GDPR e Accountability: alla base del regolamento c’è la Responsabilizzazione

Il nuovo Regolamento Europeo sulla protezione dei dati personali si basa sul principio dell'Accountability: ma cos'è questa responsabilizzazione?

Alla base del GDPR possiamo collocare il principio dell’accountability (“responsabilizzazione” in italiano), un principio per cui l’intera responsabilità del singolo dato, è sulle spalle di chi quel dato lo richiede, per fini più o meno necessari, e che dovrà non solo essere il più trasparente possibile circa l’utilizzo che ne farà, ma anche garantire la massima protezione, aggiornata in modo continuativo, di tutte le informazioni personali in suo possesso.

All’art. 5 il GDPR individua infatti il Titolare del trattamento, un soggetto che deve garantire il rispetto de principi proposti dalla disciplina di protezione dei dati personali, quali quelli di trasparenza, di liceità, di limitazione delle finalità e della conservazione, correttezza, riservatezza e integrità.

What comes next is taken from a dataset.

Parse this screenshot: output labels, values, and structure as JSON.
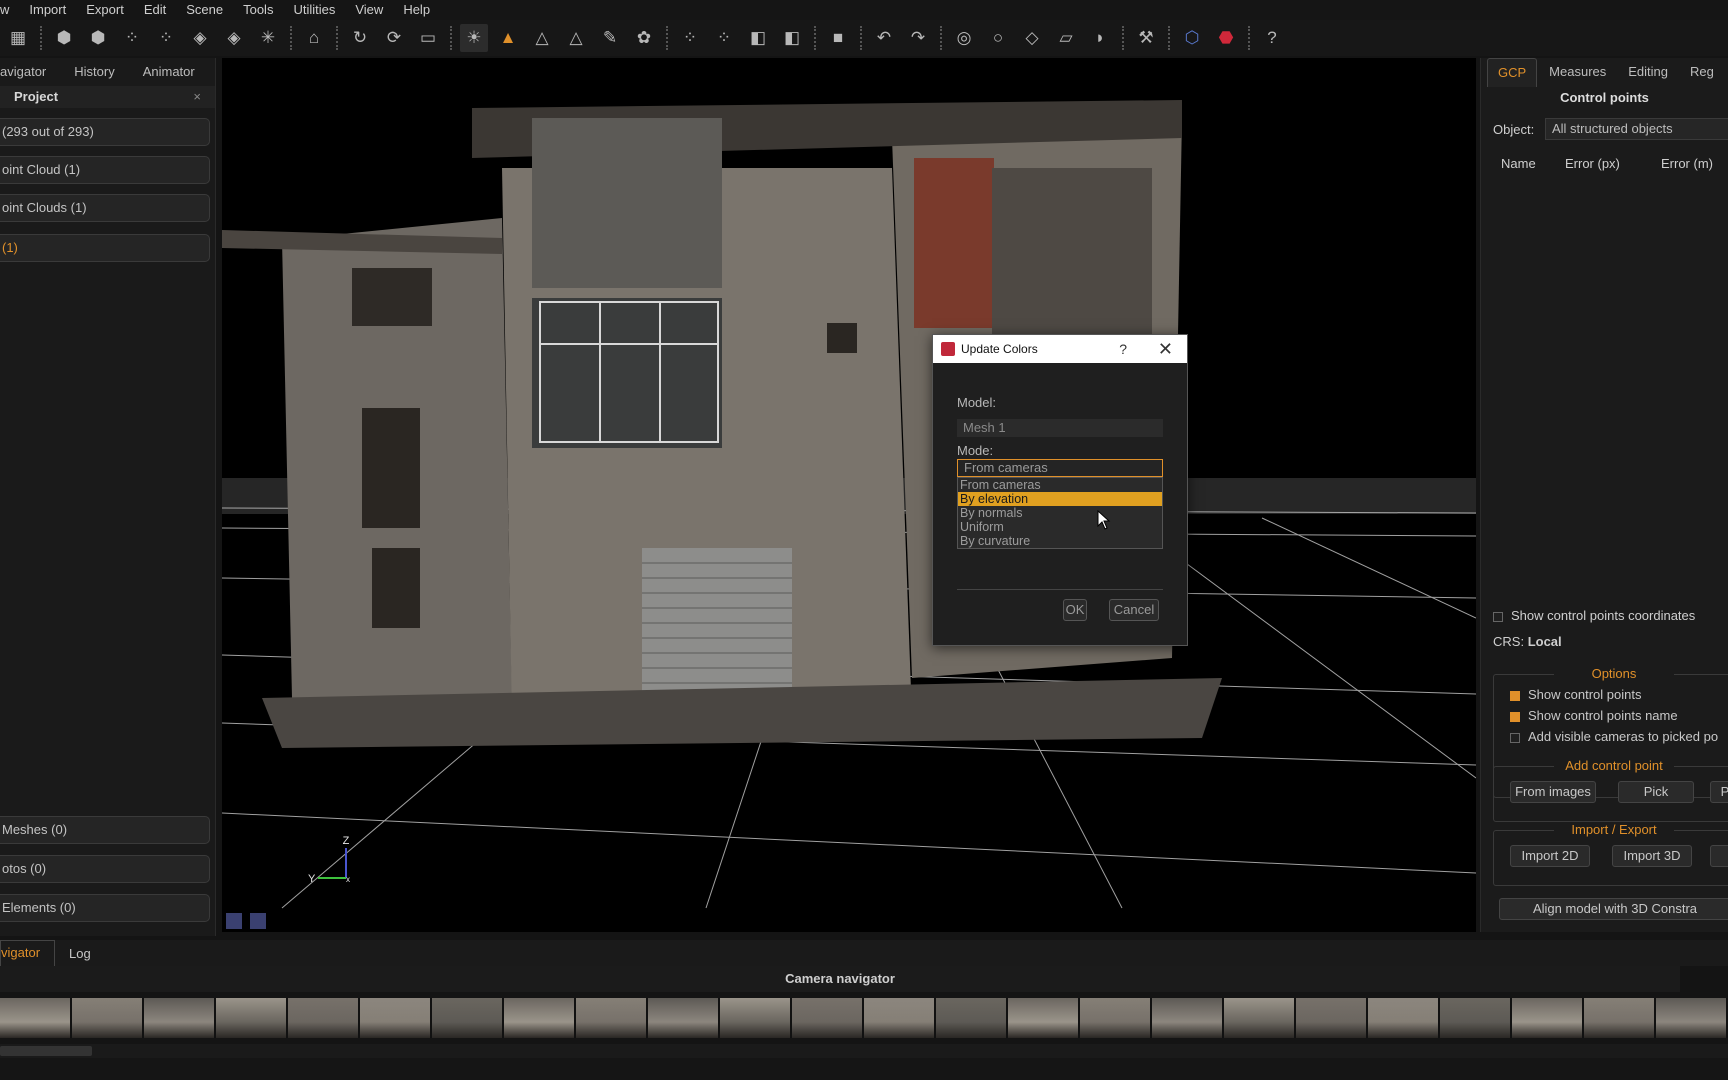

Oltre a dover affermare tutti questi principi, il Titolare del trattamento dovrà poter comprovarli: non sarà sufficiente infatti assicurare di aver attuato misure tecniche e organizzative di protezione, sarà anche necessario poter dimostrare, di fronte a un’autorità competente, quali misure sono state adottate, perché e a seguito di quale analisi.

Questi provvedimenti inoltre dovranno essere sempre aggiornati e monitorati e questi processi dovranno essere supervisionati dalla figura del DPO che però, salvo in casi di comprovato inadempimento, non avrà nessuna responsabilità sull’uso improprio, del furto o di qualunque cosa capiti a questi dati, sarà responsabile solo il Titolare del trattamento.

Cosa cambia quindi dal Codice Privacy? Innanzitutto mentre il Codice prevedeva, nell’Allegato B, delle misure minime di sicurezza, il GDPR non fornisce alcuna indicazione a riguardo e lascia al Titolare l’onere di individuare di volta in volta, quelle adeguate.

Tutto questo riconduce, come dicevamo, al principio cardine del GDPR: l’Accountability.

Un brusco cambio di prospettiva che prevede che tutta la responsabilità di ciò che accadrà ai dati delle persone, sia di chi li detiene per i più svariati scopi. 

Che i dati vengano utilizzati per gestire la salute del cittadino, per fornirgli un servizio da lui richiesto o per mere finalità pubblicitarie, poco importa al Garante: se li richiedi, devi garantire a chi te li dà la massima protezione, aggiornata e monitorata. 

Ormai lo sappiamo infatti: i dati personali sono il nuovo “oro nero” ed è fondamentale che chi voglia ricavare un guadagno da queste informazioni, sia anche responsabile e consapevole di ciò che sta utilizzando. 

I nostri dati siamo noi e per noi ed è giusto quindi pretendere, da chi vuole utilizzare un pezzetto di noi, la massima protezione di tutto ciò che ci riguarda.